Romania - a test for the success of EU and IMF actions
Publish date: 24-11-2009Romania represents a test for the EU and the international financial institutions such as the International Monetary Fund (IMF) and the European Bank for Reconstruction and Development (EBRD). In 2009 they managed to help avoid a banking crisis in Central and Eastern Europe, 'The Times' writes, being quoted by Mediafax. The European Union had a small-scale but surprising success in what concerns the help it gave to the region in order to avoid a banking crisis this year.
The European Commission acted unusually swift and institutions such as the IMF and the EBRD rediscovered their purpose during the world economic crisis, the same daily writes.

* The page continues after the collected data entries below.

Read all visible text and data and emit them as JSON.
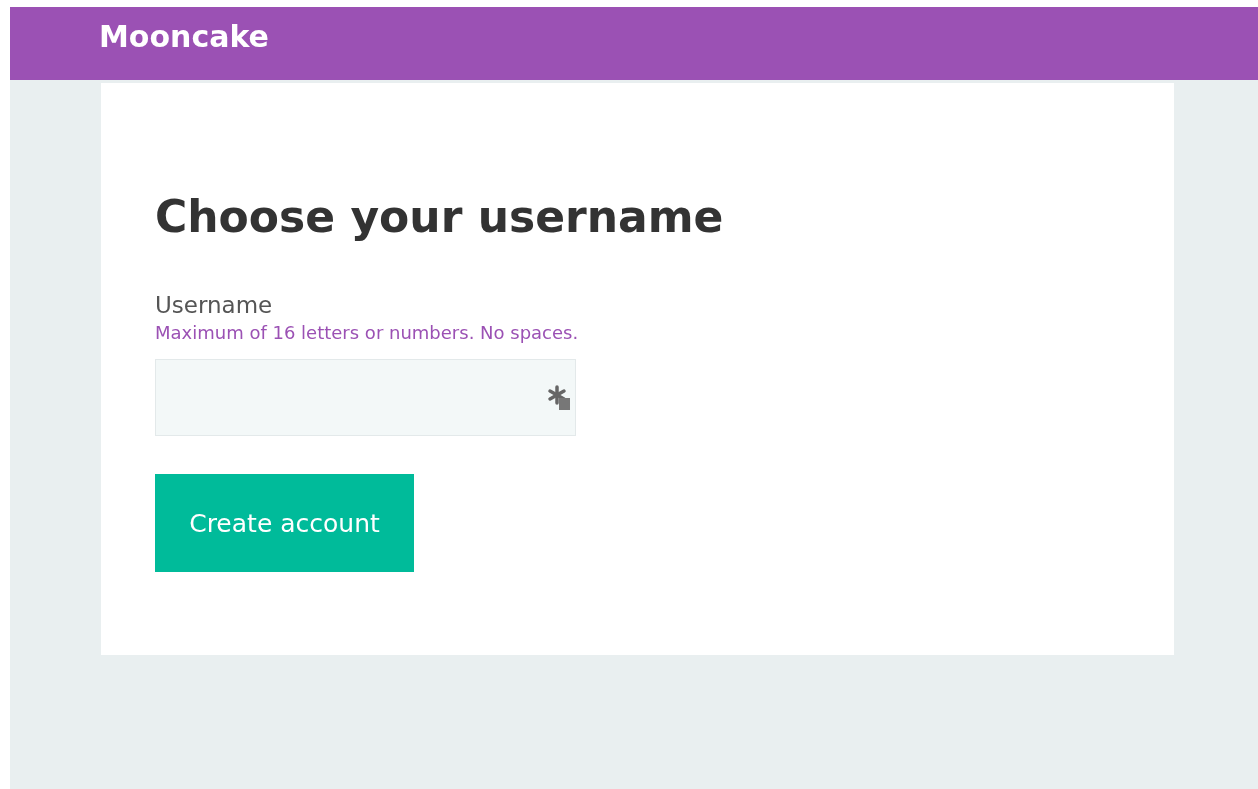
{
  "header": {
    "title": "Mooncake"
  },
  "form": {
    "heading": "Choose your username",
    "field": {
      "label": "Username",
      "hint": "Maximum of 16 letters or numbers. No spaces."
    },
    "button": "Create account"
  }
}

In Romania, a country badly hit by the crisis, the process of electing the President, a process that started on Sunday, will show whether the Romanians still have the stamina to perform the changes and reforms that the organizations and the financing institutions demand.
Last month the center-left coalition Government was toppled, with the IMF postponing the third tranche of EUR 1.5 billion of a two-year loan package of EUR 20 bln. The postponement will probably last until the formation of a new Government. That could take a long time considering that the current Presidential race turns out to be a close one. The two main candidates - Traian Basescu and Mircea Geoana - have some Western support: Basescu because he 'speaks the language of the markets,' and Geoana partially because of the time he spent as ambassador to the United States, the British daily adds.
But because of Basescu's more aggressive style the investors fear that if he wins the run-off on December 6 he won't be much of a help in forming a coalition. The delays matter, the daily notes, adding that despite the fact that Romania joined the EU in January 2007 the country remains deeply affected by corruption, with Brussels's 'caustic' reports not having much of an effect.
The IMF is currently skeptical in what concerns Romania's capacity to cut back its expenditures or to conduct personnel cuts during the recession. Dominique Strauss-Kahn, the general director of the IMF, recently underlined that the world economy is recovering however it is too early to pull back the re-launch measures and that is why the states have to continue to collaborate. He underlined that the states should try and limit the rise of the unemployment level and should start preparing strategies for pulling back the re-launch measures. The head of the IMF nevertheless warned that these measures have to be continued.